Too many unknowns here. Why is it so much easier for us to be critical than to display some compassion?
What we do know is that the repair was sub standard. The pilot didn’t know what the problem was, so he elected to abort. We don’t know what his climb rate was with the reduced power, and regardless, power loss, even a partial one, can be unnerving.
Sometime we have to make splitsecond decisions, by which we then will live or die. That is life, regardless of our experience or training, there are times when we don’t make the optimal decisions. In a car it may be a survivable wreck, in an aircraft, we may not be so lucky.

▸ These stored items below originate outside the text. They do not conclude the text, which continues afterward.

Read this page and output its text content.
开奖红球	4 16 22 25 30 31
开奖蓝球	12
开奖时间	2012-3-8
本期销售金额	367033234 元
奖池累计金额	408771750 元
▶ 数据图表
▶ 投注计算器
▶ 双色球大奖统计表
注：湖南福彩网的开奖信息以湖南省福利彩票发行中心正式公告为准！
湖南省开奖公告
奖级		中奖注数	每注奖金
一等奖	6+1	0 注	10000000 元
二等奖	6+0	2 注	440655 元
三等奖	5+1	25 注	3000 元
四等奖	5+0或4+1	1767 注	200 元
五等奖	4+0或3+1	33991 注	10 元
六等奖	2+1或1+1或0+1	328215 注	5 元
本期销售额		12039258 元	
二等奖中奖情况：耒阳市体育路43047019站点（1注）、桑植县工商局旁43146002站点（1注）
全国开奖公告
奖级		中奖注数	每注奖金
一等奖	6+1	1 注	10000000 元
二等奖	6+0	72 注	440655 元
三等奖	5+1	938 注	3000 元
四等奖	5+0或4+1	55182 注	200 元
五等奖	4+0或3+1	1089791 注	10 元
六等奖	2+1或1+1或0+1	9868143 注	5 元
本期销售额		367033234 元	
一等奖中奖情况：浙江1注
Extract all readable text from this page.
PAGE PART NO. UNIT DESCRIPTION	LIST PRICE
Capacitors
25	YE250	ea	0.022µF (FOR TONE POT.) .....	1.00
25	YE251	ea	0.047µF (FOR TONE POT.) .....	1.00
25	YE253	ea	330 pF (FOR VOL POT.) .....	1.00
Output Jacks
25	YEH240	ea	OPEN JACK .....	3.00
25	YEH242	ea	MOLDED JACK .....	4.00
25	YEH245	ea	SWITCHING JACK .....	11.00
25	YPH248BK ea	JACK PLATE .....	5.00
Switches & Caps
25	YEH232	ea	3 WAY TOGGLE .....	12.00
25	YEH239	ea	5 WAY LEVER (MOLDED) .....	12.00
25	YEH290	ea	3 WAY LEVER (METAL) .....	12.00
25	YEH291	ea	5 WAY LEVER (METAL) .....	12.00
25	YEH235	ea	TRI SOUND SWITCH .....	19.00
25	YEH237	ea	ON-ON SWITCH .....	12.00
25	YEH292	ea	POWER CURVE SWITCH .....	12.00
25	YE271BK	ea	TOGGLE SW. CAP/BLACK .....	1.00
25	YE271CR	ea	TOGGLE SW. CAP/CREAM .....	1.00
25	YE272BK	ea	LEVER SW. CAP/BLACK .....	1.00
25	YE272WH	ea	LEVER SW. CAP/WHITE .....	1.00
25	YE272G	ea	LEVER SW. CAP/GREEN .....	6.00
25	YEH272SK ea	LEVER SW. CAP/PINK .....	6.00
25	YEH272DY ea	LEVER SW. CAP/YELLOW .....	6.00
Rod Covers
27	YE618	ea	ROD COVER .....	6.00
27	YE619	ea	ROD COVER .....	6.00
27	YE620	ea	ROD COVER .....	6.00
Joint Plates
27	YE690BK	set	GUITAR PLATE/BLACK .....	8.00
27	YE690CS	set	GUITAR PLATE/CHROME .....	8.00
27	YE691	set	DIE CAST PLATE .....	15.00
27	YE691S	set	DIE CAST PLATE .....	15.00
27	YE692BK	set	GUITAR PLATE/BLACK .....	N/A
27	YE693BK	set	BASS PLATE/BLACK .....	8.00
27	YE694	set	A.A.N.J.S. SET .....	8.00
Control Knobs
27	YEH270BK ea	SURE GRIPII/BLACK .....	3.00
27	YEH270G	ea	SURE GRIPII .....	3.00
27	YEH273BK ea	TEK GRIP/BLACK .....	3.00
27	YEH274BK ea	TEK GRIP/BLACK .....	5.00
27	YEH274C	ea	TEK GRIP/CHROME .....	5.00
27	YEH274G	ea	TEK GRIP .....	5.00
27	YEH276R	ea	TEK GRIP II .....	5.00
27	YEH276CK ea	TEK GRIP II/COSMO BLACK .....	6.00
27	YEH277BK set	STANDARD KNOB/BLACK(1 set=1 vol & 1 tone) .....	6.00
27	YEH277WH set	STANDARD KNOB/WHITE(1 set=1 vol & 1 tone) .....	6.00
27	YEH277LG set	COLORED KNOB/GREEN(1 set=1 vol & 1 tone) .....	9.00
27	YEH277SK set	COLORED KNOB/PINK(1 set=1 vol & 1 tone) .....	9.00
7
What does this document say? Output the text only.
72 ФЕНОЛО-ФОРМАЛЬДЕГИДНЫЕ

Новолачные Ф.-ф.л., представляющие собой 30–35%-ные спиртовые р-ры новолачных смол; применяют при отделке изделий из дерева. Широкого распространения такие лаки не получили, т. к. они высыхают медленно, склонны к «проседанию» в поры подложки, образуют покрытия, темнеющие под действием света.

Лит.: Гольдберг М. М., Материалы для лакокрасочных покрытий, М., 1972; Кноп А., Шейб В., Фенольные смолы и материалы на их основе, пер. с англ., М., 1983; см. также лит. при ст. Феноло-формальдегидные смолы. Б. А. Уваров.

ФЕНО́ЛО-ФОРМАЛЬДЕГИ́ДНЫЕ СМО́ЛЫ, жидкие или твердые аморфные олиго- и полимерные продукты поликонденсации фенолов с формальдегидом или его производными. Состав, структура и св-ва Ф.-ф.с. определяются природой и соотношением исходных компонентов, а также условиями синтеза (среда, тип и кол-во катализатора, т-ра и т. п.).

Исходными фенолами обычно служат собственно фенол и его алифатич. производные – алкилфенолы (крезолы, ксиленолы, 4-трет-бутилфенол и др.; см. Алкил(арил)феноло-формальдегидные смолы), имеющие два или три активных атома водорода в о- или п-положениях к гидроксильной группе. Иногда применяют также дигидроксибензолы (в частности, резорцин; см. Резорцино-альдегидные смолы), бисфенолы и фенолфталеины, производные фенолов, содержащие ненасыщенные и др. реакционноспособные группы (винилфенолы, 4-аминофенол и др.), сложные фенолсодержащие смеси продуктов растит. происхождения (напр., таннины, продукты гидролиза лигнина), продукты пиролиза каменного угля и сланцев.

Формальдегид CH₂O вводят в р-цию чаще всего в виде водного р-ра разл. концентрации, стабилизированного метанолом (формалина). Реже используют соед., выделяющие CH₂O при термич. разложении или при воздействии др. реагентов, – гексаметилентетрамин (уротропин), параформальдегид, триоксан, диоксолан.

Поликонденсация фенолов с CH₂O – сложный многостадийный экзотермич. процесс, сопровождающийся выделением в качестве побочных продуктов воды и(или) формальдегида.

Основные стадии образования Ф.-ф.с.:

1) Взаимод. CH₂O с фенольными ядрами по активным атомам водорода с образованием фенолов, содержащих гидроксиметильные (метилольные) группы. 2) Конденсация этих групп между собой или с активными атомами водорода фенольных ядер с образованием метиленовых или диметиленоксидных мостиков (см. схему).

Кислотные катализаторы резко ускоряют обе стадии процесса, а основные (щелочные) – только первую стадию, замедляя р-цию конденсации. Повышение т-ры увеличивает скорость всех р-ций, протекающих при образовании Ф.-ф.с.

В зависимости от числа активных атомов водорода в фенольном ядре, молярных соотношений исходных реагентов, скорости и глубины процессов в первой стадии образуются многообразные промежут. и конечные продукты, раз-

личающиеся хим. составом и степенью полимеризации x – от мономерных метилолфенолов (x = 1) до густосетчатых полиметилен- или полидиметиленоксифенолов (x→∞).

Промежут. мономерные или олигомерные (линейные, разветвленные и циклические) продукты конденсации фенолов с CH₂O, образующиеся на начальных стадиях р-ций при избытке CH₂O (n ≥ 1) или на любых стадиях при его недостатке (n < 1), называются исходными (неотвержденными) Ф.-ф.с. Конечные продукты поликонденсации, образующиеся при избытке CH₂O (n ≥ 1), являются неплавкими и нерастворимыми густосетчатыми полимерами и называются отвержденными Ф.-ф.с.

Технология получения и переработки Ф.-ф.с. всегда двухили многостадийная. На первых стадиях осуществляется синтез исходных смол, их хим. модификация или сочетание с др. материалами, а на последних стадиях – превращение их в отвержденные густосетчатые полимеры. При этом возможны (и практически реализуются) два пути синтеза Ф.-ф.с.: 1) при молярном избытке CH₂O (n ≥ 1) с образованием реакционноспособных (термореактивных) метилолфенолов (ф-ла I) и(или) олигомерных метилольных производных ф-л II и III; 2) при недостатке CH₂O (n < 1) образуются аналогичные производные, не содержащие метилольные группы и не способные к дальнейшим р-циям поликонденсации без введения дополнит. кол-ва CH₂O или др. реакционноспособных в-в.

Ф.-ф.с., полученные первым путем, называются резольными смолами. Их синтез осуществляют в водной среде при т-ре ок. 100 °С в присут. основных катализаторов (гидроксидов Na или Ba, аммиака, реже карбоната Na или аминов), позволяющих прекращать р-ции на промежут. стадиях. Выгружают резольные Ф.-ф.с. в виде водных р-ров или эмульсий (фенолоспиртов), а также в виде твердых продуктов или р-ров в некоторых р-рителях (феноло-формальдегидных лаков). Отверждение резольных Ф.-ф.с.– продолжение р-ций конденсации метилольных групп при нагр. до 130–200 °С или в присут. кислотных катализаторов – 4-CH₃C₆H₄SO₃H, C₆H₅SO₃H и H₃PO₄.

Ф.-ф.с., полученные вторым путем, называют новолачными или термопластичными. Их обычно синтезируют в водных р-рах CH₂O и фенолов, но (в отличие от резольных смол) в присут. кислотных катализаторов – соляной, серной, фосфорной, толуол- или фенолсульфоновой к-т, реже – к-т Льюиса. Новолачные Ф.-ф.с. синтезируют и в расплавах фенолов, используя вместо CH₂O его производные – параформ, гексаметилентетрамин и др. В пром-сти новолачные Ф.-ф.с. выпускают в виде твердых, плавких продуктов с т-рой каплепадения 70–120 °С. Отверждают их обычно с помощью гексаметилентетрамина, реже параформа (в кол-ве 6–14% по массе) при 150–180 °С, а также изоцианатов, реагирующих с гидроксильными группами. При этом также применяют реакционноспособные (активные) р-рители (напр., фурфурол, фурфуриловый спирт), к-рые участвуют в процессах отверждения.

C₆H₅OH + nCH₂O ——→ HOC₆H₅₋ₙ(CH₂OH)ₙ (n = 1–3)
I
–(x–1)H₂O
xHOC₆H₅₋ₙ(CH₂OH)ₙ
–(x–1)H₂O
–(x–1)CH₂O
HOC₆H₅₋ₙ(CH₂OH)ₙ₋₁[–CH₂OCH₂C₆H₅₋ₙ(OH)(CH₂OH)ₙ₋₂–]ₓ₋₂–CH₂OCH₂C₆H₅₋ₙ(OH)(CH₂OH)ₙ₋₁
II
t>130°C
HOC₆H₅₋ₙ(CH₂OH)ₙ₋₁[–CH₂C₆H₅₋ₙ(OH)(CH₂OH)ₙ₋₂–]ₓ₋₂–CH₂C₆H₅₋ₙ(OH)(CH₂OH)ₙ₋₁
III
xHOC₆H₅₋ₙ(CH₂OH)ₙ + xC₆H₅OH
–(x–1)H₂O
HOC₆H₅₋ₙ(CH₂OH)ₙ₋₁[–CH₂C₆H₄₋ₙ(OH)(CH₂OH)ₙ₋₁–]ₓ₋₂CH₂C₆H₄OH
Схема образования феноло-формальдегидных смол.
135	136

Would the failure of this one cylinder have caused a total engine loss quickly after the partial loss of power?
Several years ago (and about 3500 hours) I made an emergency landing when the ceramic of one of my Champion plugs came apart. “Drop once – Drop TWICE” wasn’t followed by the A&P prior to my cross country flight. There was likely a crack in the ceramic that progressed. Loss of just ONE plug resulted in such severe vibration it seemed the engine would depart. It seemed like the engine lost about 75% of power. My partial engine failure was during cruise with plenty of altitude so I had some options. At that time, because of ignorance and startle, I might have attempted the “impossible turn” on takeoff. Now… NO. Not until I’m at least 800′ AGL will I attempt a return to the airport environment, and then my only goal would be to reach an obstacle free zone. Reaching the runway would be dependent upon my energy state… icing on my cupcake! At any rate, when the engine misbehaves the insurance company owns the airplane so I’m free to do what is necessary for a survivable landing. I practice the “impossible turn” in my airplane and in others I fly. It’s not to be trifled with.